The two vastly different eps numbers were explained by "badbernanke" in the comments to the Seeking Alpha article about SD being slammed. The comments are not shown on Yahoo, so I'll copy his comment here:
"The biggest adjusting item was taking out $515 million of unrealized gains on derivative contracts and there was another $57 million in gains realized from early settlement of derivative contracts.
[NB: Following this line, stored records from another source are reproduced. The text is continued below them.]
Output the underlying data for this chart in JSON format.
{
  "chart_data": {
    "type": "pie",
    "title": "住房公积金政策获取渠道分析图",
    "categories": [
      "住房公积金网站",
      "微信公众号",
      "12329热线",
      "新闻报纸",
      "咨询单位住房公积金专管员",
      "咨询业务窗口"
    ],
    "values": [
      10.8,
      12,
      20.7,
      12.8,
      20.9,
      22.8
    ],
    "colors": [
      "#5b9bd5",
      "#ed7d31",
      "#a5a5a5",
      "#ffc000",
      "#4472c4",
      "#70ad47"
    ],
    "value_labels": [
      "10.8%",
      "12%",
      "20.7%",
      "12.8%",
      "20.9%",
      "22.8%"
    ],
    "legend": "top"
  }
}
Derivative gains and losses (which are based on hedges of oil and gas) can fluctuate dramatically based on the price of oil and gas at the end of the quarter. If you understand derivative accounting, you can see why companies back it out to arrive at an adjusted number. GAAP and the real world part company a bit in derivative accounting. Although GAAP would give you a big gain where oil pries have dropped in relation to derivatives (e.g., if you have a hedge at $100 and oil drops to $80, you may well have a paper gain; but if oil prices reverse and go back to $100, the former "gain" can be totally eradicated by a "loss" in the next quarter even though in neither circumstance have you had any cash impact on operations). In effect GAAP has you report gains and losses on derivative contracts that extend beyond the current reporting period.
The effect is to make a quarter look amazingly good (or bad) in what many think is an artificial manner. So companies adjust for such odd things to try to give a better picture of operating results."